「貧しい」人は幸い

福音朗読は Laudate | 教会カレンダー  

 

   「心の貧しい」は明治以降の伝統的な日本語訳ですが、ほとんど誤訳と言わざるをえません。「心が貧しい」という日本語は「精神的貧困」を意味しますが、ここではそういう意味ではないからです。直訳は「霊に貧しい」で、「神の前に貧しい」という意味に受け取るのがよいと考えられます。マタイは決して物質的な貧しさを無視しているのではなく、物質的な面だけでなく、神の前にどうしようもなく欠乏し、飢え渇いている人間の姿を示そうとしているのです。なお、フランシスコ会訳聖書は「自分の貧しさを知る人」と訳し、新共同訳ができる前の共同訳聖書は「ただ神により頼む人」と訳しています。どちらもかなり大胆な意訳ですが、参考になります。
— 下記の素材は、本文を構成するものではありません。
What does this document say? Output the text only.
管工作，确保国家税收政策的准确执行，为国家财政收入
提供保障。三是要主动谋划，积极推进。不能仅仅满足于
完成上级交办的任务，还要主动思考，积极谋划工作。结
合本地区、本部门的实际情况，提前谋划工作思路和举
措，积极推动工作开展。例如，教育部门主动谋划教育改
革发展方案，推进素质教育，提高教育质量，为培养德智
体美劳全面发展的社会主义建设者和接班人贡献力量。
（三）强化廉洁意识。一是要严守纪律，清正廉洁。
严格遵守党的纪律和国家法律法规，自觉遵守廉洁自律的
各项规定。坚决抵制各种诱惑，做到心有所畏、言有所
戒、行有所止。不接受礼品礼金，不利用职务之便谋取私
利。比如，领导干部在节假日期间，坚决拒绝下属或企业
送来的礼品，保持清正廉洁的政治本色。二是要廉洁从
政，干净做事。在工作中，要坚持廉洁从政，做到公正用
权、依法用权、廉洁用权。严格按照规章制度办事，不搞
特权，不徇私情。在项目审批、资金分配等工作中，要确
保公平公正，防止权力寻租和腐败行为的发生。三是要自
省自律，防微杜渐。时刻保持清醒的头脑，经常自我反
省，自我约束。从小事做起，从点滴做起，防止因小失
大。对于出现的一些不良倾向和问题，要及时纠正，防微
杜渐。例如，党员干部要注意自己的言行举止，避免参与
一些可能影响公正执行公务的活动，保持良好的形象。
    マタイの後半の4つの幸いは、貧しいだけでなく、その中でもっと前向きに生きようとする人々の姿を表しています。それは「憐れみ深い」「心の清い」「平和を実現する」「義のために迫害される」という生き方です。「八つの幸い」というマタイの形はもはや単なる祝福ではなく、その祝福の中を生きるとは具体的にどういうことかということをも示しているのです。そういう観点から「八つの幸い」全体が整えられていったと考えることができるでしょうし、「八つの幸い」全体を受け取ることは、わたしたちにとっても大切なことです。